Insanity is when you make the same mistake over and over and.....

Surprise, surprise. Yet another pension-fund-gonna-go-bust story. It's a bore; there are so many of them. States, countries, organizations, companies of all sorts and colors.

The INSANITY is that it just goes on and on. Decade after decade. Although many individual organizations have learned better, we don't learn as a a society.

This Jersey thing is a "defined benefit" plan. That is, you define how much the retirement benefits will be, and then try to keep putting enough money in to make that happen. (Sort of like making a New Years resolution about what your weight will be next Christmas, and promising to eat so as to make that happen.) The alternative is a "defined contribution" plan, which says "We will take X dollars each month and put it in your 401-K, and you will have whatever retirement benefits your investments yield."

In 2005, New Jersey put either $551 million, $56 million or nothing into its pension fund for teachers. All three figures appeared in various state documents — though the state now says that the actual amount was zero.

The phantom contribution is just one indication that New Jersey has been diverting billions of dollars from its pension fund for state and local workers into other government purposes over the last 15 years, using a variety of unorthodox transactions authorized by the Legislature and by governors from both political parties.

The state has long acknowledged that it has been putting less money into the pension fund than it should. But an analysis of its records by The New York Times shows that in many cases, New Jersey has overstated even what it has claimed to be contributing, sometimes by hundreds of millions of dollars.

The discrepancies raise questions about how much money is really in the New Jersey pension fund, which industry statistics show to be the ninth largest in the nation’s public sector, with reported assets of $79 billion.

State officials say the fund is in dire shape, with a serious deficit. It has enough to pay retirees for several years, but without big contributions, paid for by cuts elsewhere in the state’s programs, higher taxes or another source, the fund could soon be caught in a downward spiral that could devastate the state’s fiscal health. Under its Constitution, New Jersey cannot reduce earned pension benefits....
(Link.

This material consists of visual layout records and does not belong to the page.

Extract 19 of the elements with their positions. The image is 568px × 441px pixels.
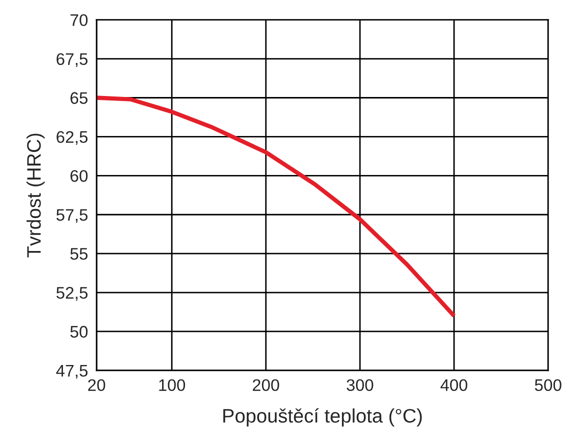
x-tick-label: 20 [88,379,106,392]
y-tick-label: 47,5 [56,365,88,379]
y-tick-label: 67,5 [56,53,88,67]
y-tick-label: 70 [70,14,88,26]
line-series [96,96,456,318]
x-tick-label: 200 [252,379,280,392]
y-tick-label: 65 [70,92,88,104]
y-axis-title: Tvrdost (HRC) [26,134,45,258]
y-tick-label: 50 [70,326,88,338]
y-tick-label: 52,5 [56,286,88,301]
x-tick-label: 400 [440,379,468,392]
x-tick-label: 300 [346,379,374,392]
y-tick-label: 57,5 [56,209,88,223]
y-tick-label: 60 [70,170,88,182]
y-tick-label: 62,5 [56,131,88,145]
x-tick-label: 500 [534,379,562,392]
x-axis-title: Popouštěcí teplota (°C) [223,408,422,427]
y-tick-label: 55 [70,248,88,260]
x-tick-label: 100 [159,379,186,392]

Thanks to Orrin)

Just read the story, and THINK a bit. (I'm talking to YOU, Mr Democrat loyalist.)

The big lesson of the 20th Century (besides that one about Revolutions that are going to help the Workers and Peasants) is that defined-benefit plans don't work. But the madness goes on and on. And the biggest insane-rip-off of all is called Social Security. And when President Bush proposed a mere small start at ending the insanity, every brain-dead lefty in the country opposed him, and conservatives gave him only tepid support. (And then they have the nerve to say that Bush is betraying conservatism! When the sums he was trying to get out of the hands of government, and into the control of ordinary people make all our recent budget deficits look like pocket change.)

Posted by John Weidner at April 5, 2007 07:05 AM
Comments

I read somewhere (I don't remember now) that the reason the borders of central Asian republics in the old USSR were drawn so strangely was because Stalin (at whose orders it was done) wanted to make sure that those republics would not have a peaceful life, what with one ethnic group pitted against another over the non-sensical borders.

I think something of the same mindset might have been at work in the course of the New Deal and its successor ideologies. Their creators and sponsors may well have figured to set up so many competing and conflicting programs and benefits so that We the People, each of us being so busy trying to defend our "bennies" against the efforts of others to reform them, would never stop to see the big picture and scrap the whole lot of them as counter-productive and pernicious.

(Diagram that sentence. C'mon, I dare ya.)

Of course, one should bear in mind Hanlon's Razor: Never ascribe to malice that which is adequately explained by stupidity.